UPDATE: Considerably more detail on Dr. Mazar's tremendous find can be found here, along with a photo I find tremendously inspiring:
"For me, finding the bulla was tremendous," says Mazar. "Yehuchal was no longer just some name in a biblical account that I might not even have been sure was true. He was a real person. We now have his business card. The account is a real account. It is very rare to find such precise evidence for a narrative in the Bible."(emphasis added)
In its own way, discovering that bulla is as exciting as the discovery of Elazar ben-Yair's lot, from the last moments of the Jewish revolt on Masada in 73 AD.
For those who don't know the story: after a lengthy siege and more than a million deaths, Jerusalem was sacked and the Holy Temple burned by the Romans in 70 AD; that date, the ninth of Av by the Hebrew calendar, is still a date of mourning for Jews, nearly two thousand years later. But a small group of guerilla fighters and their families, commanded by a charismatic leader named Elazar ben-Yair, eluded the slaughter and made their way south, to King Herod's abandoned summer palace on the moutaintop of Masada, on the shores of the Dead Sea.
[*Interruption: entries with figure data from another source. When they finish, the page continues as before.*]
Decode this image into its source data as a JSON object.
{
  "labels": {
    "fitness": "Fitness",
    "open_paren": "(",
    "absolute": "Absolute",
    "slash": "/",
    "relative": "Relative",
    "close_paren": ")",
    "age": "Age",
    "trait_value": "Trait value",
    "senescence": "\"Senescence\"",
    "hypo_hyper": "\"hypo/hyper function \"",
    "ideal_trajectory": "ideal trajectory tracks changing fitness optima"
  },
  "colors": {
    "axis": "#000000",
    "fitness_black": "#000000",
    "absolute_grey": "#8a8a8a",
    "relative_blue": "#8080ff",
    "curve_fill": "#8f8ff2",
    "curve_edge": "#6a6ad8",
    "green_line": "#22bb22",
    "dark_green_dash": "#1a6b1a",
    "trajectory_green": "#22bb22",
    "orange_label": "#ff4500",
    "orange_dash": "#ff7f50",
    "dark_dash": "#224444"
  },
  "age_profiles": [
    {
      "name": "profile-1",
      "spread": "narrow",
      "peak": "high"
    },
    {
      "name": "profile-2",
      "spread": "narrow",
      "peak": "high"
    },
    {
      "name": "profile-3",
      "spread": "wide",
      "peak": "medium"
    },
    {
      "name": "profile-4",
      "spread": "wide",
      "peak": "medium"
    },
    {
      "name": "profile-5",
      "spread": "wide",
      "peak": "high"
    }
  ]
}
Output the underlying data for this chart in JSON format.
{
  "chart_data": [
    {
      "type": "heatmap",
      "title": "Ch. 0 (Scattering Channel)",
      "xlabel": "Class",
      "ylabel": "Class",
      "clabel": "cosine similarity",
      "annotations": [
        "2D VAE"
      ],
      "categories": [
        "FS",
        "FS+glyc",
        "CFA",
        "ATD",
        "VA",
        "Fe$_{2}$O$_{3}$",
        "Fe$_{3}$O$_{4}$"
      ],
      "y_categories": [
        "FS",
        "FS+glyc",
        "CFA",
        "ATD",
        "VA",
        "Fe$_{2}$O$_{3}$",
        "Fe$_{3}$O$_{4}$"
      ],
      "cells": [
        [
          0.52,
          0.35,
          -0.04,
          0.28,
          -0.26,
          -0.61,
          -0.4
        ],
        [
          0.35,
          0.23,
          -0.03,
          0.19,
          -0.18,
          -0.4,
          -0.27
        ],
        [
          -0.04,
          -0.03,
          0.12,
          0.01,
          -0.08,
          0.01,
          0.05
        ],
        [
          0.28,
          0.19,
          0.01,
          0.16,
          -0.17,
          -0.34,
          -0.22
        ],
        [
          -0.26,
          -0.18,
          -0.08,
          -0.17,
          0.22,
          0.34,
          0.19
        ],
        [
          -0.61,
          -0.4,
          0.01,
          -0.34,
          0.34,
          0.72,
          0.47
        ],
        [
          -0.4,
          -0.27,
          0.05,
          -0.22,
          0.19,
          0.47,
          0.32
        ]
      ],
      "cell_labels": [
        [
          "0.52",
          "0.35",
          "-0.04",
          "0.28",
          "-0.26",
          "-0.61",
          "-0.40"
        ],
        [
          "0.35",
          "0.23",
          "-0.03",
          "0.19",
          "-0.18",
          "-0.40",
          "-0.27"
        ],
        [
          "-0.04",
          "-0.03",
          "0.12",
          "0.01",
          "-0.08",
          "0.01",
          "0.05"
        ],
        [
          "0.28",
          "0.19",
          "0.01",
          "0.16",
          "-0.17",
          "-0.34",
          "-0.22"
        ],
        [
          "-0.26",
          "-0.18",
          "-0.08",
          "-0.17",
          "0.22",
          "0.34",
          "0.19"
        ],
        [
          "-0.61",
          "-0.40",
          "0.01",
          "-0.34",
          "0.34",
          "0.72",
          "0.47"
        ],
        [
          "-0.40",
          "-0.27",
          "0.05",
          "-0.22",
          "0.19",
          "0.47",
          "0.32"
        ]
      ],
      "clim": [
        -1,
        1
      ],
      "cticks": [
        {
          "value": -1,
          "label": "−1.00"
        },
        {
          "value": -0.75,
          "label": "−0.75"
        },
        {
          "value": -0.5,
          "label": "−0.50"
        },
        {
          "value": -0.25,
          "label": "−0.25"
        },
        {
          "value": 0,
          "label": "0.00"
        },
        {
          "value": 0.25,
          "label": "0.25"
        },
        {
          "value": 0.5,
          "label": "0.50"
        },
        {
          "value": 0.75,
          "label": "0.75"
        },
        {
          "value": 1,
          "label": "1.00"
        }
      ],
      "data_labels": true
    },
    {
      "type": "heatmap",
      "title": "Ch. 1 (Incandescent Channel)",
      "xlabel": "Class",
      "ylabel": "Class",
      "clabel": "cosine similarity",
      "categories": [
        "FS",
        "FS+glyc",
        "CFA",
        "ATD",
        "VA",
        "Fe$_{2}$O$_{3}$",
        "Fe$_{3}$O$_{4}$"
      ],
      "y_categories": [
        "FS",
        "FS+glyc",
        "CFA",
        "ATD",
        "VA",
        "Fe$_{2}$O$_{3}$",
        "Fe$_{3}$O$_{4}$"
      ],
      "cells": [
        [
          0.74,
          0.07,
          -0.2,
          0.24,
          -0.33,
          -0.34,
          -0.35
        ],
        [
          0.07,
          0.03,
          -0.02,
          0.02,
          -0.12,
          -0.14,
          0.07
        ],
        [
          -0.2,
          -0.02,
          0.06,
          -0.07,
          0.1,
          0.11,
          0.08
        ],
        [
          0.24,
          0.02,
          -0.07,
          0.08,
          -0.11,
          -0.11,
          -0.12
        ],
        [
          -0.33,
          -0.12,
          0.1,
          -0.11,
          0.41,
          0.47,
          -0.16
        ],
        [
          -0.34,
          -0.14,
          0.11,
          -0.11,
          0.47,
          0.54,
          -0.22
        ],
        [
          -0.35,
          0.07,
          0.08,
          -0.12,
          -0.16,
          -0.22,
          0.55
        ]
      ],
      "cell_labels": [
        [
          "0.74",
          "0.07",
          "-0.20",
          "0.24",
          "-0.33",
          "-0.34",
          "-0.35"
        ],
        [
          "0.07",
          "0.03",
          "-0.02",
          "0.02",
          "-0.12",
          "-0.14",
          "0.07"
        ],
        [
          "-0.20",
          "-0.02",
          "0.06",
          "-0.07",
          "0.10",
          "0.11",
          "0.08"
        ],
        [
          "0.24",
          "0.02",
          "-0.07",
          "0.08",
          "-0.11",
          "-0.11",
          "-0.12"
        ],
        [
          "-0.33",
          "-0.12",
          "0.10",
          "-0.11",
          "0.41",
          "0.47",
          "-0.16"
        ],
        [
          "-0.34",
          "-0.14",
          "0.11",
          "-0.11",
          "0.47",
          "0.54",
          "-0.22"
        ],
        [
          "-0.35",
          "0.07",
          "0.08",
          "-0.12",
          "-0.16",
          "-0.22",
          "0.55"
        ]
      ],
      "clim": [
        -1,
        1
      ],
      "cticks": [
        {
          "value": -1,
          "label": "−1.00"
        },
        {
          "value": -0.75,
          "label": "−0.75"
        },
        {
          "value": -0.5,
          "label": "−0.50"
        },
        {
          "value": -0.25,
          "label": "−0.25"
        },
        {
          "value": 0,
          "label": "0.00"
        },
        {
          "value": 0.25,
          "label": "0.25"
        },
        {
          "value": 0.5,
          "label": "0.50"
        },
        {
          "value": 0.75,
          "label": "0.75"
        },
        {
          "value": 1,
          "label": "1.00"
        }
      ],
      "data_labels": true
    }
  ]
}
There the Zealots, as the Romans called them, made their last stand: less than a thousand men, women, and children against five thousand Roman legionnaires. For three years they held their own there -- living, working, praying, even minting their own currency -- while under siege by the Romans. But the Romans finally prevailed, and -- in a dramatic event almost without parallel in history -- ben-Yair used his leadership one last time, to persuade his ragtag band that it was better to commit suicide, en masse, and take the Romans' victory from them. Better to die at our own hands as free men, he said, than to live as slaves. So the thousand Jews divided themselves into groups of ten, each with a captain, and the captain then quickly and mercifully killed his group-mates. Then the captains grouped together, cast their own lots to elect their leaders, and each leader killed the members of his group. This continued until only one man was left, who then killed himself. The Romans burst in upon the mountain fortress the next day... and found only bodies.
Well, not quite. Two women and five children had hidden themselves away, and so they remained to tell the story of Masada's last days to the awestruck Roman historian Josephus, himself a Jew. So it is that, incredible as it sounds, we have a transcript of Elazar ben-Yair's final speech to the Zealots.
When Masada was excavated in the nineteen-sixties by Israeli general-turned-archaeologist Yigael Yadin, many treasures were found. But few can compare to this:
It is a pot-sherd, a clay fragment of the sort used routinely for scribbling short notes... or for casting lots. Written on this particular fragment is the name ben-Yair. We can safely assume that it was this fragment, probably written in his own handwriting, with which he cast lots, along with the rest of his people... and then died, as he had lived, a free man, beholden only to God.